07/11/2025
Love hearing regional tales! Check out & for additional photos! :
"Avon Lodge / Music Mountain: a little bit Borscht Belt, and a little bit rock and roll. For two summers, Music Mountain was a hillside concert venue at Avon Lodge Hotel. I first heard of it as the place Ozzy Osbourne played in South Fallsburg in 1981, with openers Def Leppard. Other acts were Johnny Cash, Santana, Ted Nugent/Krokus, Blue Oyster Cult, Charlie Daniels, Foghat/Whitesnake, and Gary U.S. Bonds.
The most documented show (pictured) was 1982’s Jerry Garcia Band/Bobby and the Midnites, a Bob Weir side project, drawing an estimated 8K+ fans. With this acclaimed concert, 3 members of the Grateful Dead redeemed themselves locally after their bummer set at Woodstock (counting drummer Bill Kreutzmann in JGB). Speaking of, Music Mountain was the area’s first use of a mass gathering permit after Woodstock.
Securing that permit was Robert Berman, 19, who later became an owner of Monticello Racetrack and went into the casino business (and who tangled with Donald Trump in quainter times when Trump was mostly aggravating people on the city/state level).

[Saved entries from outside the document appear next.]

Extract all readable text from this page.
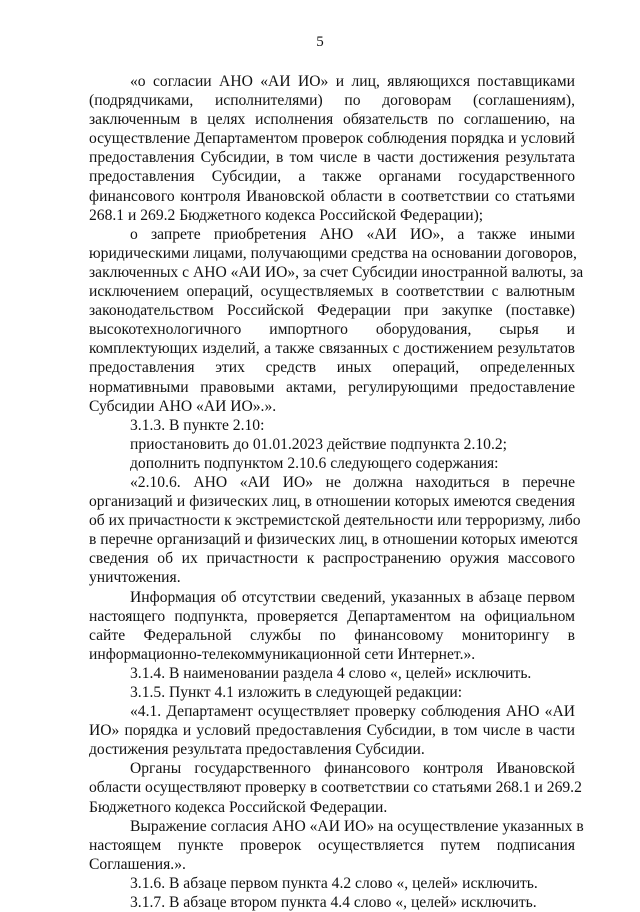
5
«о согласии АНО «АИ ИО» и лиц, являющихся поставщиками
(подрядчиками, исполнителями) по договорам (соглашениям),
заключенным в целях исполнения обязательств по соглашению, на
осуществление Департаментом проверок соблюдения порядка и условий
предоставления Субсидии, в том числе в части достижения результата
предоставления Субсидии, а также органами государственного
финансового контроля Ивановской области в соответствии со статьями
268.1 и 269.2 Бюджетного кодекса Российской Федерации);
о запрете приобретения АНО «АИ ИО», а также иными
юридическими лицами, получающими средства на основании договоров,
заключенных с АНО «АИ ИО», за счет Субсидии иностранной валюты, за
исключением операций, осуществляемых в соответствии с валютным
законодательством Российской Федерации при закупке (поставке)
высокотехнологичного импортного оборудования, сырья и
комплектующих изделий, а также связанных с достижением результатов
предоставления этих средств иных операций, определенных
нормативными правовыми актами, регулирующими предоставление
Субсидии АНО «АИ ИО».».
3.1.3. В пункте 2.10:
приостановить до 01.01.2023 действие подпункта 2.10.2;
дополнить подпунктом 2.10.6 следующего содержания:
«2.10.6. АНО «АИ ИО» не должна находиться в перечне
организаций и физических лиц, в отношении которых имеются сведения
об их причастности к экстремистской деятельности или терроризму, либо
в перечне организаций и физических лиц, в отношении которых имеются
сведения об их причастности к распространению оружия массового
уничтожения.
Информация об отсутствии сведений, указанных в абзаце первом
настоящего подпункта, проверяется Департаментом на официальном
сайте Федеральной службы по финансовому мониторингу в
информационно-телекоммуникационной сети Интернет.».
3.1.4. В наименовании раздела 4 слово «, целей» исключить.
3.1.5. Пункт 4.1 изложить в следующей редакции:
«4.1. Департамент осуществляет проверку соблюдения АНО «АИ
ИО» порядка и условий предоставления Субсидии, в том числе в части
достижения результата предоставления Субсидии.
Органы государственного финансового контроля Ивановской
области осуществляют проверку в соответствии со статьями 268.1 и 269.2
Бюджетного кодекса Российской Федерации.
Выражение согласия АНО «АИ ИО» на осуществление указанных в
настоящем пункте проверок осуществляется путем подписания
Соглашения.».
3.1.6. В абзаце первом пункта 4.2 слово «, целей» исключить.
3.1.7. В абзаце втором пункта 4.4 слово «, целей» исключить.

According to JGB manager Rock Scully’s book 𝘓𝘪𝘷𝘪𝘯𝘨 𝘸𝘪𝘵𝘩 𝘵𝘩𝘦 𝘋𝘦𝘢𝘥, Jerry visited the Concord after their show and marveled, “Bill Graham actually 𝘸𝘢𝘪𝘵𝘦𝘥 𝘵𝘩𝘦𝘴𝘦 𝘵𝘢𝘣𝘭𝘦𝘴! Mickey Hart’s grandparents...came here every summer, and Bill Graham used to WAIT ON THEM!”
I asked an attendee of the Ozzy show about the concert, but he had 0 specifics to report. Luckily folks have sprinkled memories across the Internet, and those are in the slides above.
As for Avon Lodge, it was a 200-acre year-round resort with Broadway shows, dancing nightly, mambo and cha-cha lessons. An earlier musician employed here gained fame as a comic: Sid Caesar started as a teen saxophonist in the 1940s. In winter the hill had skiing, tobogganing, and down at the soggy bottom, ice skating.
In the Music Mountain era, Avon Lodge had a nightclub called BANANAS. The same anonymous staffer/ commenter quoted in the slides said, “With hindsight it was aptly named.”